人口規模が違い過ぎるので一概には比較できませんが、
北海道の人口が集中する
札幌市を上回り、
一極集中の続く
東京都とそう大差ない数字が出ています。
続いて
東川町の人口ピラミッドを見てみます。
◆
平成27年国勢調査(総務省統計局)人口等基本集計(男女・年齢・配偶関係,世帯の構成,住居の状態など) 都道府県結果 01北海道 男女・年齢・配偶関係 4-3 を基に作成
他のほとんどの自治体と同様に団塊の世代の人口割合が飛び抜けて多いのがよくわかります。
しかし、他の地方自治体よりも二十歳以下の人口割合=未成年の人口割合が多くなっています。
M:明治 T:大正 S:昭和 H:平成
上のグラフは
東川町の人口推移及び人口増減率 1920年~2015年(大正9年~平成27年)です。

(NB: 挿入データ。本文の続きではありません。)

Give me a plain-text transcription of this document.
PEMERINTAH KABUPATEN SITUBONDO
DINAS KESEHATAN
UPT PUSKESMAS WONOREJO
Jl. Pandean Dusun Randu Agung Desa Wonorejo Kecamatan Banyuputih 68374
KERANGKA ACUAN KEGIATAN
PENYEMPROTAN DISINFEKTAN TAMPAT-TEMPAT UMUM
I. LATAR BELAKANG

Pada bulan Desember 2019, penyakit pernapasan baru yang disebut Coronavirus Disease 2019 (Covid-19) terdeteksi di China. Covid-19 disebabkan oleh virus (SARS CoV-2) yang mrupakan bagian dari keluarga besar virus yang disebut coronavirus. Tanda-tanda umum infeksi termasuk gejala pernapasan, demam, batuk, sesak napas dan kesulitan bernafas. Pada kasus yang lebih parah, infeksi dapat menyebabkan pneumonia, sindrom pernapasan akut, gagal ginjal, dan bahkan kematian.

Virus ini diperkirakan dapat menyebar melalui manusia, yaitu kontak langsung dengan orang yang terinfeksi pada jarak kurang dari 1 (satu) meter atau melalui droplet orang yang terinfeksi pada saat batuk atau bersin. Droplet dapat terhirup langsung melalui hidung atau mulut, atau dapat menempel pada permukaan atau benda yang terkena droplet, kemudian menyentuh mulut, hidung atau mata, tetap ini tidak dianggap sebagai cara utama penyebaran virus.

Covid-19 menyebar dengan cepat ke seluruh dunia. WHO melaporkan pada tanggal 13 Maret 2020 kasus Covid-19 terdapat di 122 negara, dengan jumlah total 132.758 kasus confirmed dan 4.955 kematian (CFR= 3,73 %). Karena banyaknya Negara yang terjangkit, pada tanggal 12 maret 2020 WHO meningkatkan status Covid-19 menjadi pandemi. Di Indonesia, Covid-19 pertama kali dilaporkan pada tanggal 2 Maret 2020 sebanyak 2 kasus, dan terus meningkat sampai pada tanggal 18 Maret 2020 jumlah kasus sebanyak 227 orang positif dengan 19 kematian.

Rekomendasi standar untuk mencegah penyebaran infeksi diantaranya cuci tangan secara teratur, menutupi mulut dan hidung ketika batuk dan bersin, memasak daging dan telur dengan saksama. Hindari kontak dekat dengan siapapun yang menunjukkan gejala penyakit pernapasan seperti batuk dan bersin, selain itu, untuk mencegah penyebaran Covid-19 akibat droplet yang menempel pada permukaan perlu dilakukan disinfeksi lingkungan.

1950年(昭和25年)から1975年(昭和50年)までは人口減少が続き、
1980年(昭和55年)に増加に転じますが、その後は1995年(平成7年)まで減少し、
平成7年の人口は7211人と国勢調査開始以来最も少ない人口となりました。
しかし、これを時代の流れだとか地方だからと簡単に結論付けて諦めずに、
効率化という名の下に思考停止して周辺自治体との合併を選択せずに、
地域と行政が一体となって定住人口を増やす努力をしました。
ひがしかわ株主制度、全国初となる公立日本語学校の設立等々。
その結果が20年で人口20%増加という数字に表れているのでしょう。
もちろん、
旭川市という比較的大都市に隣接していること、
旭川空港という交通の要綱にアクセスしやすいこと、
北海道というブランドを利用できること
等の他の地方自治体にはないアドバンテージがあることが
東川町の成功の要因で有ることは否定できません。
でも、
東川町よりもはるかに、
地理的条件、観光資源、産業、人口に恵まれているのに
自助努力をせずに衰退していくだけの都市が日本全国にあることを考えると、
どうしても
東川町がまぶしく見えてしまいます。